Ejiro Amos Tafiri: I see the Nigerian fashion industry continuing to grow and becoming the fashion capital of Africa, not only in terms of design but also in commerce. While we are already making strides in this direction, there is a need for greater professionalism and education.

Education is the key to bridging the gaps in our technical skills, business knowledge, branding, marketing, and positioning. We need more professionals who have dedicated time to learning and honing their craft. With the right education, we can take our industry to new heights.

I envision Nigerian designers selling their creations to the rest of the world, similar to how big international designers are imported. To achieve this, we must come together as a united force, with designers supporting one another and announcing our arrival on the global fashion stage. We shouldn’t wait for opportunities; instead, we should create them together.

FAB: Are there any exciting projects or milestones we can expect from your brand in the near future?
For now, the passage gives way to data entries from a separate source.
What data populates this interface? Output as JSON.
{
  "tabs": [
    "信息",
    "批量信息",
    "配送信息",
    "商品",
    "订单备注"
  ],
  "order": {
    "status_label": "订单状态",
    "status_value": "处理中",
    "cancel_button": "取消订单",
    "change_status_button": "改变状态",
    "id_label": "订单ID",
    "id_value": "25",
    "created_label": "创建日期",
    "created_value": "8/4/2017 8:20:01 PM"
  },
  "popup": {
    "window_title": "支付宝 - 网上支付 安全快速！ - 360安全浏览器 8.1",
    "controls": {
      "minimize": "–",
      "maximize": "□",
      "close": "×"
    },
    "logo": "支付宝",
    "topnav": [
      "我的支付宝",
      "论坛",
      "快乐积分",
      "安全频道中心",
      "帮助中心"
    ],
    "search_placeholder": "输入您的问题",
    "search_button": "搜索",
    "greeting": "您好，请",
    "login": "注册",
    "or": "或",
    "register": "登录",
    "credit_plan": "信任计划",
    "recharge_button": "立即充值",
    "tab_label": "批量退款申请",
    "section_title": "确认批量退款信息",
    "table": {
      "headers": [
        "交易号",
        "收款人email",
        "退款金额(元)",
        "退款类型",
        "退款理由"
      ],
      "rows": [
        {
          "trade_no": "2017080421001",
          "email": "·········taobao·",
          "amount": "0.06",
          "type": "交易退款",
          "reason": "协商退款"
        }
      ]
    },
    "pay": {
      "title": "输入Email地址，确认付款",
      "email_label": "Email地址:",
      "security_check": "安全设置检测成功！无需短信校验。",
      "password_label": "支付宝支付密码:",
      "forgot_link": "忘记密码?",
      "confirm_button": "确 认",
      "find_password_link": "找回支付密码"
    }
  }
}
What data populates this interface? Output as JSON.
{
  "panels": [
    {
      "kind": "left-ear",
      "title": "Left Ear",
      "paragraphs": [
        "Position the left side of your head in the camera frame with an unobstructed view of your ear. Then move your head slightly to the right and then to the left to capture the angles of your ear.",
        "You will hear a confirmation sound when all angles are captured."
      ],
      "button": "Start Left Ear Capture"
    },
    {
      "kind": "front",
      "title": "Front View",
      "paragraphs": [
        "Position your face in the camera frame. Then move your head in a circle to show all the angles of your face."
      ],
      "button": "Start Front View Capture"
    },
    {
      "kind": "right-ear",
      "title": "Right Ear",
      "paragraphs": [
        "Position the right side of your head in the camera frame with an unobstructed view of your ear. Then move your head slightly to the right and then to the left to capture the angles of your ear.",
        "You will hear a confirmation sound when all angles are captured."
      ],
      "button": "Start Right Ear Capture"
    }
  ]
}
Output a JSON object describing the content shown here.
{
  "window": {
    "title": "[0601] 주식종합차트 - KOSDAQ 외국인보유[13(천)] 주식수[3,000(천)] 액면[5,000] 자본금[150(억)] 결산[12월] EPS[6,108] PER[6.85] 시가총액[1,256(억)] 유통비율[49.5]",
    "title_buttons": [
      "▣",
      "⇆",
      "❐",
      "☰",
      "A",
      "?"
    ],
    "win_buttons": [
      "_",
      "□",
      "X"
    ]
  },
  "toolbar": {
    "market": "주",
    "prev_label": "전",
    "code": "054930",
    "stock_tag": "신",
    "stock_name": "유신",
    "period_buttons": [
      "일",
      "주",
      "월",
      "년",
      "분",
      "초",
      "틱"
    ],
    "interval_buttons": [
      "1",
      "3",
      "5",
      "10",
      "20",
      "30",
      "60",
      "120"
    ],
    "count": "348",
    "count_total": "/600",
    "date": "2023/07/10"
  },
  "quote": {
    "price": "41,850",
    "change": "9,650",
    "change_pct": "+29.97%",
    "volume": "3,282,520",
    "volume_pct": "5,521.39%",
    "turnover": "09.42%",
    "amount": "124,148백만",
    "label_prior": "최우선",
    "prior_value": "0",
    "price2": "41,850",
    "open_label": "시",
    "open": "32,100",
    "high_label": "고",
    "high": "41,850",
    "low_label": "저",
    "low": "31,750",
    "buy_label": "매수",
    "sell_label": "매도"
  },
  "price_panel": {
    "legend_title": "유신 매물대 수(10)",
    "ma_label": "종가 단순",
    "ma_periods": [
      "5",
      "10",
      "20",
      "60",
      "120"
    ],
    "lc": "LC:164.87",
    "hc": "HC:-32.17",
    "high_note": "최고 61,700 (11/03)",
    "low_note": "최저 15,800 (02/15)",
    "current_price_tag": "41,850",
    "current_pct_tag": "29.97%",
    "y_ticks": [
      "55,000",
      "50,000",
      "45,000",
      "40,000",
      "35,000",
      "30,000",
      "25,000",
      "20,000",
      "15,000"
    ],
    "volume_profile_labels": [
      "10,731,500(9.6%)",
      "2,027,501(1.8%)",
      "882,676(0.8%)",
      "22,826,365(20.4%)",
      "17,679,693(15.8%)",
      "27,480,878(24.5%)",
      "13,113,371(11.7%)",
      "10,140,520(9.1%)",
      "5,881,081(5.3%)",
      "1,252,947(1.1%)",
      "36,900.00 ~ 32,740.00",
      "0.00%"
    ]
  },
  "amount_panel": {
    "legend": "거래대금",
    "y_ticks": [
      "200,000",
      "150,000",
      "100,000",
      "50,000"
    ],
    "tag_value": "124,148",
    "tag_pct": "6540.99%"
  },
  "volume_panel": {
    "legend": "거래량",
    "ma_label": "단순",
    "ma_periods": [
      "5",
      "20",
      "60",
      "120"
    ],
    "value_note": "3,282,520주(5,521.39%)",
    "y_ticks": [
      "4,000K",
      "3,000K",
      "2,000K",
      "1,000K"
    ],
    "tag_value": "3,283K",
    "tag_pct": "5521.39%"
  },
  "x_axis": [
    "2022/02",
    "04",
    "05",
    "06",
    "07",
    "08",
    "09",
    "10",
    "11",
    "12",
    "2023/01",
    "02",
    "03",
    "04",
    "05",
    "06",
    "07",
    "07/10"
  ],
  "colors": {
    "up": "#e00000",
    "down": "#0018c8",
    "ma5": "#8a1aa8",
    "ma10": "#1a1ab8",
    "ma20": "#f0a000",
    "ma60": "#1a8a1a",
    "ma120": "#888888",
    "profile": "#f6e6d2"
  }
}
Ejiro Amos Tafiri: We’ve recently launched our foundation, which is focused on education and mentoring. We organised our first conference at Yaba College of Technology for the school of art and printing, specifically in the fashion sections. We are committed to investing in the future of the fashion industry by providing education and guidance. Our goal is to create a generation of fashion professionals who can compete on a global scale, maintaining professionalism and respect within our industry. Ultimately, we aim to foster growth, unity, and excellence in the Nigerian fashion industry.

#Fun Zone: FabFastFive

  • FAB: Movie or Music
    Ejiro: Both
  • FAB: Fashion or Beauty
    Ejiro: Beauty
  • FAB: What’s the most exciting adventure you have ever been on?
    Ejiro: Traveling the world with my daughter earlier in the year.
  • FAB: What was your favourite game as a child?
    Ejiro: Suwe
  • FAB: What’s your favourite ice cream topping?